¿Qué tendrán los malos que nos gusta mirarlos? ¿Qué morbo se desata en nosotros como espectadores del mal? ¿Qué es lo que hace que generación tras generación Ricardo III sea una presencia permanente sobre nuestros escenarios? Nos produce hilaridad, espanto, pero nadie se lo quiere perder. Nos divierte con su ironía. Él mismo se admira de lo que ha sido capaz. Y con la misma energía inagotable nos promete que seguirá y seguirá. Lo quiere todo. Quiere el poder. Le entretiene conseguirlo a despecho de todo, maquinar cómo acceder a lo que todavía no es suyo. Luego en realidad no sabe qué hacer con el poder, le aburre ejercerlo. Lo que disfruta es del vértigo de la caza. Tiene hambre de matar, no mata por hambre.
Cada época encuentra en Shakespeare lo que busca y lo que quiere ver. Dice Peter Brook que la obra debe traerse de nuevo a la vida con los ojos de hoy. Con el sentido de la realidad del presente, las obras nos muestran nuevas formas, nuevas montañas y simas, nuevas luces y nuevas sombras.
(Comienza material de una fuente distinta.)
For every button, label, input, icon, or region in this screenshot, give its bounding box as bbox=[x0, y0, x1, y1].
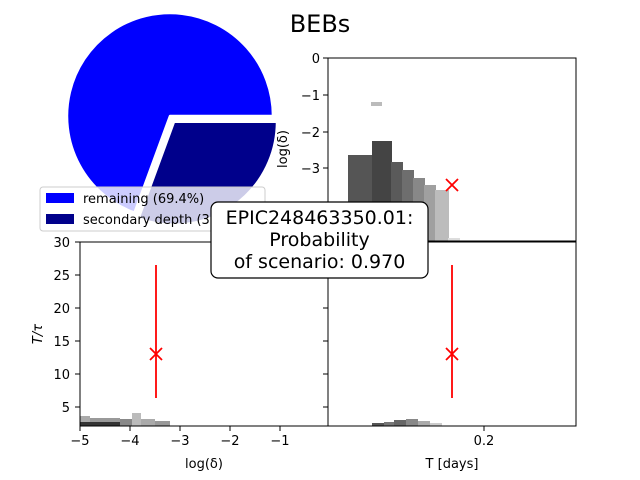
heatmap-cell bbox=[80, 422, 122, 426]
y-tick-label: 10 bbox=[53, 368, 70, 383]
y-tick-label: 30 bbox=[53, 236, 70, 251]
y-tick-label: 20 bbox=[53, 302, 70, 317]
heatmap-cell bbox=[430, 423, 442, 426]
true-value-marker bbox=[149, 347, 163, 361]
annotation-line-2: Probability bbox=[269, 229, 369, 251]
y-ticks: 30 25 20 15 10 5 bbox=[53, 236, 80, 416]
true-value-marker bbox=[445, 178, 459, 192]
x-tick-label: −4 bbox=[120, 434, 139, 449]
annotation-line-1: EPIC248463350.01: bbox=[226, 207, 414, 229]
annotation-box bbox=[210, 201, 429, 279]
heatmap-cell bbox=[80, 416, 90, 426]
true-value-marker bbox=[445, 347, 459, 361]
y-tick-label: −3 bbox=[301, 162, 320, 177]
x-ticks: −5 −4 −3 −2 −1 bbox=[70, 426, 290, 449]
heatmap-cell bbox=[448, 238, 460, 241]
legend-swatch-remaining bbox=[46, 193, 74, 203]
x-tick-label: −3 bbox=[170, 434, 189, 449]
figure-title: BEBs bbox=[290, 10, 351, 38]
heatmap-cell bbox=[418, 421, 430, 426]
x-tick-label: −1 bbox=[270, 434, 289, 449]
y-tick-label: 15 bbox=[53, 335, 70, 350]
probability-annotation: EPIC248463350.01: Probability of scenari… bbox=[210, 201, 429, 279]
legend-label-secondary: secondary depth (30.6%) bbox=[83, 213, 248, 228]
heatmap-cell bbox=[435, 190, 449, 241]
heatmap-cell bbox=[384, 422, 394, 426]
y-tick-label: 25 bbox=[53, 269, 70, 284]
pie-legend: remaining (69.4%) secondary depth (30.6%… bbox=[39, 186, 266, 232]
axes-frame bbox=[327, 241, 577, 427]
heatmap-cell bbox=[394, 420, 406, 426]
heatmap-cells bbox=[80, 413, 170, 426]
legend-label-remaining: remaining (69.4%) bbox=[83, 192, 204, 207]
pie-slice-remaining bbox=[65, 11, 275, 214]
marker-stroke bbox=[445, 178, 459, 192]
y-ticks: 0 −1 −2 −3 bbox=[301, 52, 328, 177]
x-tick-label: 0.2 bbox=[474, 434, 495, 449]
y-tick-label: −1 bbox=[301, 89, 320, 104]
marker-stroke bbox=[149, 347, 163, 361]
panel-tau-vs-delta: 30 25 20 15 10 5 −5 −4 −3 −2 −1 log(δ) T… bbox=[31, 236, 329, 472]
heatmap-cell bbox=[120, 419, 132, 426]
y-tick-label: −2 bbox=[301, 126, 320, 141]
x-axis-label: T [days] bbox=[425, 457, 479, 472]
heatmap-cell bbox=[372, 423, 384, 426]
heatmap-cell bbox=[141, 419, 155, 426]
x-tick-label: −5 bbox=[70, 434, 89, 449]
axes-frame bbox=[327, 57, 577, 242]
y-axis-label: T/τ bbox=[31, 324, 46, 344]
marker-stroke bbox=[445, 347, 459, 361]
heatmap-cell bbox=[371, 102, 382, 106]
legend-swatch-secondary bbox=[46, 214, 74, 224]
x-tick-label: −2 bbox=[220, 434, 239, 449]
heatmap-cell bbox=[155, 421, 170, 426]
heatmap-cell bbox=[132, 413, 141, 426]
y-ticks bbox=[323, 274, 328, 408]
x-axis-label: log(δ) bbox=[185, 457, 223, 472]
panel-duration: 0.2 T [days] bbox=[323, 241, 577, 472]
heatmap-cells bbox=[372, 419, 442, 426]
heatmap-cell bbox=[406, 419, 418, 426]
y-axis-label: log(δ) bbox=[276, 130, 291, 168]
y-tick-label: 5 bbox=[62, 401, 70, 416]
annotation-line-3: of scenario: 0.970 bbox=[234, 251, 406, 273]
y-tick-label: 0 bbox=[312, 52, 320, 67]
Ricardo III es una función plagada de envidias, corrupción de uno y otro color, luchas de poder, codicia, injusticia, fake news, engaños políticos, intereses partidistas… Bueno, lo que viene siendo un día normal en la vida pública española del siglo XXI. Miguel del Arco y Antonio Rojano adaptan libremente a nuestro tiempo este clásico de Shakespeare en una versión libre –¿o sería más exacto llamarlo reescritura?– dirigida por Del Arco que confiere más entidad a los personajes que rodean a Ricardo y potencia algo muy presente en el original: la comedia.
Ricardo arranca carcajadas, pero la risa tiene un regusto helado porque su humor es el mismo que el de esa clase dirigente que mira sin empatía ninguna el mundo que pretende gobernar. El humor sobre el que se construye un mundo sin atisbo de bondad.